13 September 2015

The tent that brought children back to school

Joana and Daisly used to miss school regularly before Cyclone Pam hit Vanuatu. 
The unique experience of learning in a tent has brought them back. 
UNICEF Pacific/2015/Berthe

When Joana and Daisly share their experience of Category 5 Cyclone Pam, I can hear the horror of that night in their voices – voices that remind me of my two young sons and our own night of terror.

Seven-year-old Joana is from a small community in Port Vila. She was home with her younger sister and her parents when the cyclone hit Vanuatu with devastating force on 13 March 2015. She tells me the wind was so strong they had to shelter in a nearby shop after the cyclone ripped the roof of their house off. Fear still echoes in her voice when recalling the events of that night six months ago.

Joana’s school friend Daisly, also 7 years old, lives with his parents and his baby sister at Freswota, another neighborhood of Port Vila. He did not always live there. Daisly vividly remembers his parents packing their clothes the afternoon before the cyclone hit to move to a safer place. His voice becomes a whisper as he tells me how scary it was for him and his little sister. He also tells me how grateful he is that the family found refuge somewhere else; the next day they returned to find their house completely destroyed by the cyclone. 

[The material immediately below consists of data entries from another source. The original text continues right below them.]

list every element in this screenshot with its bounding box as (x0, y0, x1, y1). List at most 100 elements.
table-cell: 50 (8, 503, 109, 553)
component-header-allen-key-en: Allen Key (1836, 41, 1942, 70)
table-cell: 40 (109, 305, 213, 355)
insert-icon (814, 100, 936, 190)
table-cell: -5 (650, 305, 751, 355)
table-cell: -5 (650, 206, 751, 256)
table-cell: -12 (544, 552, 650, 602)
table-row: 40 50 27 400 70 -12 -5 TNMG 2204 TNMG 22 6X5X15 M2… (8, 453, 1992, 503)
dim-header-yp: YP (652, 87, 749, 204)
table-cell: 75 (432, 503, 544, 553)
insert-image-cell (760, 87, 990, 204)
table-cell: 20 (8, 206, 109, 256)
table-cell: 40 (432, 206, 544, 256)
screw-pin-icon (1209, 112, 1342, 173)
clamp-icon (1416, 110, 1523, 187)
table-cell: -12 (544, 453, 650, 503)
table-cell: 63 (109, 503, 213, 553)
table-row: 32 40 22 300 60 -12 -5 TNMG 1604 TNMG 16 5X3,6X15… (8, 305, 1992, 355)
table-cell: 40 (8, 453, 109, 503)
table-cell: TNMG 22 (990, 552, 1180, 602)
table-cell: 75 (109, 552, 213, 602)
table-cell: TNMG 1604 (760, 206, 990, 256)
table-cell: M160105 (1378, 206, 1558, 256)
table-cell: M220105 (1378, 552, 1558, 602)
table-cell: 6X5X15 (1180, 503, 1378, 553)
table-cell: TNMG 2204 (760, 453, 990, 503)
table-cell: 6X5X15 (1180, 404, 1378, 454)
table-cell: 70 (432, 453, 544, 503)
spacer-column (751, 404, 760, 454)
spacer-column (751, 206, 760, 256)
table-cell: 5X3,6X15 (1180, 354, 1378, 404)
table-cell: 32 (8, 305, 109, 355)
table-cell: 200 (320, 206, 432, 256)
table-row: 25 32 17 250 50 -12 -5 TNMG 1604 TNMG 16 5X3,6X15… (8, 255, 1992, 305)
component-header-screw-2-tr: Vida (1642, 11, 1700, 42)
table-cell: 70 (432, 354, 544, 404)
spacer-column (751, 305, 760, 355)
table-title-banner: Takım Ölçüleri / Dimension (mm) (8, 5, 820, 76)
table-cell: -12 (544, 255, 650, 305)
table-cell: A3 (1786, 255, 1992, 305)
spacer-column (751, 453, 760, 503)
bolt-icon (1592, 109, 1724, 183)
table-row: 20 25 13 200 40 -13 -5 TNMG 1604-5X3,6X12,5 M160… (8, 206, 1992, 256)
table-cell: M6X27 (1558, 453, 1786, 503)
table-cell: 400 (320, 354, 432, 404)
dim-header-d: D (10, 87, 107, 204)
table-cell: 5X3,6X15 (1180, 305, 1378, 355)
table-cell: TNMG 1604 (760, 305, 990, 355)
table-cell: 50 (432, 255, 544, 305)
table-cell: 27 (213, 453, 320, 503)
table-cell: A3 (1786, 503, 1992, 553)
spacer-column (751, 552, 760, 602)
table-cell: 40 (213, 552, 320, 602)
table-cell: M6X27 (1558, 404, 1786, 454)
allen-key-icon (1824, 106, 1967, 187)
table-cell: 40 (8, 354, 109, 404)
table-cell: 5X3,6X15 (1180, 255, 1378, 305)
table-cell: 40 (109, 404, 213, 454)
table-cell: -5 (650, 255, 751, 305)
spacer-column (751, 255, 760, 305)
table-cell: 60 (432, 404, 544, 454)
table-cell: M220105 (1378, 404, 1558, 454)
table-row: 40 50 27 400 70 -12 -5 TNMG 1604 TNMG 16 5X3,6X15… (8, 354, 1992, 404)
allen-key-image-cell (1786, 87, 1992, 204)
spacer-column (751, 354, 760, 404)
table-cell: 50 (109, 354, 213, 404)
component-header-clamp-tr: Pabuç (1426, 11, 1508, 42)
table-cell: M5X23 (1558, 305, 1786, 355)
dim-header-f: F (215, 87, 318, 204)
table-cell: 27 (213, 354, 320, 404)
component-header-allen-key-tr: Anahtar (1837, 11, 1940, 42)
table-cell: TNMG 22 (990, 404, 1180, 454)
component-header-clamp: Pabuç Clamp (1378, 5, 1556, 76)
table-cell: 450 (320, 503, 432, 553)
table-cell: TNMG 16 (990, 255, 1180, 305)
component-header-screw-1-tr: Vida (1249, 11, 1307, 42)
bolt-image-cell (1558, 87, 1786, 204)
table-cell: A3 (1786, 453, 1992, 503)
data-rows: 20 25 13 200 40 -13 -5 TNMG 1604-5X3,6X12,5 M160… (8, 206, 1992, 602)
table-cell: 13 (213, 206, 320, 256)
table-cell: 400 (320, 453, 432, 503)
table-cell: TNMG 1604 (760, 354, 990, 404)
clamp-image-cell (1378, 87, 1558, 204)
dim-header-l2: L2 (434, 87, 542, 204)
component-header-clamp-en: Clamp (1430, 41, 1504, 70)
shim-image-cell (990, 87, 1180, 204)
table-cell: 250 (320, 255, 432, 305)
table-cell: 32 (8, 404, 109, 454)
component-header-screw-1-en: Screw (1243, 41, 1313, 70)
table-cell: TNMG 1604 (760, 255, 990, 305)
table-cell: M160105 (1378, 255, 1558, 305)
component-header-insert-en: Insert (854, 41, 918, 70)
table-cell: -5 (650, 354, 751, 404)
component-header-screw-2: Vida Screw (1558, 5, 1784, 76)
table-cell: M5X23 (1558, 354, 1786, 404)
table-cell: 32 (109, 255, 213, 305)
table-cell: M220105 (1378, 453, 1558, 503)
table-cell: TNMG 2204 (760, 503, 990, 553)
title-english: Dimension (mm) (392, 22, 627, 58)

Joana and Daisly are among 82,000 children in Vanuatu who are recovering from Cyclone Pam. Joana explains that her parents quickly repaired her house and bought new clothes for her and her younger sister. Daisly has permanently moved into a stronger house in a new neighborhood and still misses his favourite jacket, lost during the Cyclone, saying “There was water everywhere in our house. It damaged all of our belongings.” 

One of UNICEF’s priorities is to bring children back to school as quickly as possible after disaster strikes. Amongst other measures, UNICEF provides tents for temporary learning spaces, school backpacks, learning materials and school supplies. Joana and Daisly are among the 280 children of Kawenu Primary School in Port Vila who received UNICEF backpacks. Their classrooms, destroyed in the cyclone, has been temporarily replaced by a tent. Although communities are quickly recovering from the cyclone, important infrastructure like classrooms need to be funded and built to agreed standards so they tend to take a little longer to fully replace. Six months on from Cyclone Pam, more than 6,000 children like Joana and Daisly are still attending classes in temporary tents provided by UNICEF. 

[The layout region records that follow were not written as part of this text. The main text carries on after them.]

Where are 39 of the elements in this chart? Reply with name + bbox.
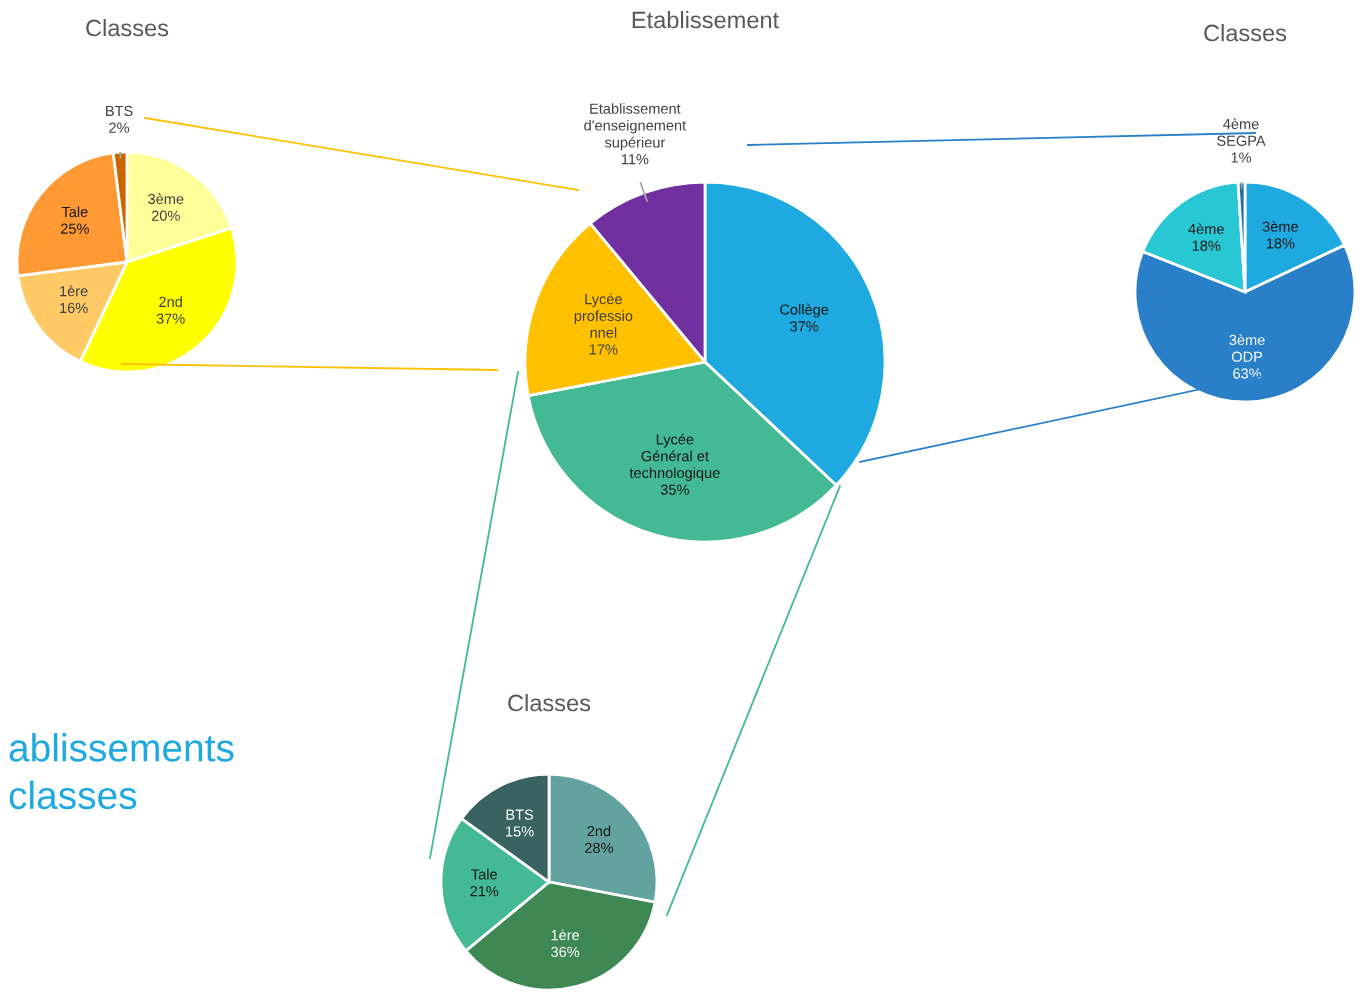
chart-title: Etablissement (632, 11, 779, 29)
data-label: 18% (1192, 240, 1221, 251)
chart-title: Classes (86, 19, 169, 37)
data-label: 28% (585, 842, 614, 853)
data-label: 2% (109, 122, 130, 133)
slice-label: 1ère (60, 285, 88, 297)
data-label: 11% (621, 154, 649, 165)
data-label: 35% (660, 484, 689, 495)
slice-label: Tale (61, 206, 88, 218)
data-label: 21% (470, 886, 499, 897)
chart-title: Classes (508, 693, 591, 712)
slice-label: 3ème ODP (1229, 334, 1265, 362)
data-label: 37% (790, 321, 819, 332)
slice-label: 3ème (148, 193, 184, 205)
slice-label: 3ème (1262, 220, 1298, 232)
slice-label: 2nd (159, 296, 182, 308)
slice-label: Etablissement d'enseignement supérieur (584, 103, 687, 151)
data-label: 20% (151, 210, 180, 221)
slice-label: Lycée Général et technologique (629, 433, 720, 481)
data-label: 37% (156, 313, 185, 324)
data-label: 36% (551, 946, 580, 958)
data-label: 16% (60, 302, 88, 314)
slice-label: Lycée professio nnel (574, 293, 633, 338)
text: ablissements classes (9, 733, 234, 810)
slice-label: 4ème (1188, 223, 1224, 235)
data-label: 63% (1233, 368, 1262, 379)
slice-label: BTS (506, 809, 534, 820)
slice-label: 4ème SEGPA (1217, 118, 1266, 146)
slice-label: BTS (106, 105, 133, 117)
data-label: 17% (589, 344, 618, 355)
slice-label: Collège (780, 303, 829, 318)
data-label: 15% (506, 826, 534, 837)
chart-title: Classes (1204, 24, 1287, 42)
slice-label: 2nd (587, 825, 611, 837)
data-label: 1% (1231, 152, 1252, 163)
data-label: 25% (60, 223, 89, 234)
slice-label: Tale (471, 868, 497, 880)
slice-label: 1ère (551, 929, 580, 941)
data-label: 18% (1266, 238, 1295, 249)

For adults this may not seem ideal, but when I ask the children how they’re finding going to school in a tent, the mood instantly changes. Joana’s eyes light up and Daisly’s face shows the hint of a smile. “I like coming to school every day in a tent!” says Joana with a bright smile. “It’s fun and not many children go to school in a tent!” 


Daisly also likes learning in a tent, but for less obvious reasons. “It’s funny. Look, when it rains, the water comes out of this hole,” said Daisly pointing at a drainage funnel on the side of the tent. It was clear from the children’s expressions when they described their temporary classroom that it was a novel experience. The children have made it their own – decorating the inside of the tent with their pictures and writing.

Joana and Daisly’s teacher, Delma Joel, overhears my conversation with the children. She takes me aside later and explains that “A few children, including Joana and Daisly, didn’t always attend school on a regular basis before the cyclone. The experience of schooling in a tent has influenced their perspective. They’re now coming to school every day.” She also tells us that when she mentioned to her pupils going back into a normal classroom one day, they responded with, “This should never happen!”

I left the school gate amidst calls of “UNICEF!” from the girls and boys preparing for their musical concert in a few nights’ time. The rehearsals and concert are being held in the second tent the school received from UNICEF, a reminder that school is so much more than formal classes; these cultural and social experiences are just as much a part of learning and growth for young children as anything else. 

Six months after Cyclone Pam, it’s clear that, despite many challenges, communities are well on the road to recovery. And for resilient and optimistic young children like Joana and Daisly, even temporary inconveniences like tents have a silver lining.